I set my sights on an equilateral triangle first, figuring it would be my easiest to work with. Experimenting after a few seconds I realized that a regular unit triangle that had a line cutting smaller equilateral triangle with all sides of 2/3, would be exactly the r=4/9 that was impossible in the square. The perimeter cut off would be 2/3+2/3 = 4/3.

After a moment of playing with the numbers, I came up with two equations that established the conditions under which lengths of a and b cut off from a vertex of the unit triangle would produce a "fractionalizer" \( \frac{a+b}{3} = r\) and \( ab = r \)  (since both the original triangle and the cut off triangle could be computed using the formula A= 1/2(side*side)sin(60deg)  we could ignore the actual area, and deal with the product of the adjacent sides. 

Restructuring the equations we arrive at the condition that a+b = 3ab.   So I quickly set up a geogebra sketch to test the range of possible r's that could occur. 

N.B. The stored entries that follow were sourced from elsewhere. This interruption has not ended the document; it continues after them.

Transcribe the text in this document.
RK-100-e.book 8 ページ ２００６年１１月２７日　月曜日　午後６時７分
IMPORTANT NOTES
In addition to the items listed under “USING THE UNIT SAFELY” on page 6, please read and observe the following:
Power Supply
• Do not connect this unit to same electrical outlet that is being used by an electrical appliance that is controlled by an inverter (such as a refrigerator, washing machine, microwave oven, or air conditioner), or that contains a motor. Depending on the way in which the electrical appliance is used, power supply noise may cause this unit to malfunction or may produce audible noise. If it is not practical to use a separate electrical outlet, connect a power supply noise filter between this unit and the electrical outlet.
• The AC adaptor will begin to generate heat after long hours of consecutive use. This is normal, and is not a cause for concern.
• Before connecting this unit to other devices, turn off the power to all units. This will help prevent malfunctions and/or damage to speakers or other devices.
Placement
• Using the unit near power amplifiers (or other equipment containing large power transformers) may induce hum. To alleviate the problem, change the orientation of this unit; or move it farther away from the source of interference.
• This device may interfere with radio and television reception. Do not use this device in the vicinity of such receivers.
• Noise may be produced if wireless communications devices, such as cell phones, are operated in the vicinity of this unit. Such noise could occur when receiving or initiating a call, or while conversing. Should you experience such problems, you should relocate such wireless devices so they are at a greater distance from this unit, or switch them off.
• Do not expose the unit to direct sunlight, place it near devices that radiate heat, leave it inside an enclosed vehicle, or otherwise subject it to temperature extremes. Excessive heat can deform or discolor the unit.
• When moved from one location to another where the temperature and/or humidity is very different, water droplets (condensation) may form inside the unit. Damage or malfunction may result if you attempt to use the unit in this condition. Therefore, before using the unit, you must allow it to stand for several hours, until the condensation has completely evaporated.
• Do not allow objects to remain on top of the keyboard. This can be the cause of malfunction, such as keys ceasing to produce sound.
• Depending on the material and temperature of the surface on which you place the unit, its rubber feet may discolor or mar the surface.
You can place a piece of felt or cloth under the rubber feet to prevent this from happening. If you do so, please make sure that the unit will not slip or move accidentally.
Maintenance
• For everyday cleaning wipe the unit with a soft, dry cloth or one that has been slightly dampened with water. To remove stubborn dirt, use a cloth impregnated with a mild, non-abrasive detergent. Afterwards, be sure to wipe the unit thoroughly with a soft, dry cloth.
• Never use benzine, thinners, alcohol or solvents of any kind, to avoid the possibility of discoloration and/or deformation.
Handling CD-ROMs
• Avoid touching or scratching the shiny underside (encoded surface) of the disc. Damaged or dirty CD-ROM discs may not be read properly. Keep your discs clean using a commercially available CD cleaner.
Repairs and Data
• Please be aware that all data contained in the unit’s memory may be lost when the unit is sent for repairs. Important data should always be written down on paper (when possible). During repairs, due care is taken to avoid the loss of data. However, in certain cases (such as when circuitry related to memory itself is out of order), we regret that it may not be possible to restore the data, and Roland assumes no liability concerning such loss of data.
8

At a=b=2/3 I knew that 4/9=r, and as I adjusted the line on the x-axis to more than 2/3, the ratio increased toward 1/2 as the bottom (a side) approached a length of one, and the b side approached 1/2.   When I shortened side a, the same thing happened, as the b side became larger.  When a was 3/5 for example, the b side worked out to be 3/4, and r was 9/20. 

I switched to a 3-4-5 right triangle to make sure that what I found was not limited to regular triangles, and indeed it was not.   For example cutting off a right triangle with sides of 2 and 2, popped up right away.  a+b= 4 which is 1/3 of P=12, and ab/2 = 2, or 1/3 of 6.  In this case since (a+b)/12=r and (ab/2)/6 = r, it worked out to a+b=ab.  Cutting off sides of 5/2 and 5/3 for example, gave r=25/72 or abt .347.  As the length of side a on the 4 side of the 3-4-5 reached 4, r=4/9, the smallest possible r in the equilateral triangle. 

I suspect that there are an infinite range of fractionalizers for every triangle, and that any number in the range \( 0 < r < 1/2 \) is achievable..... but alas the hour has grown late.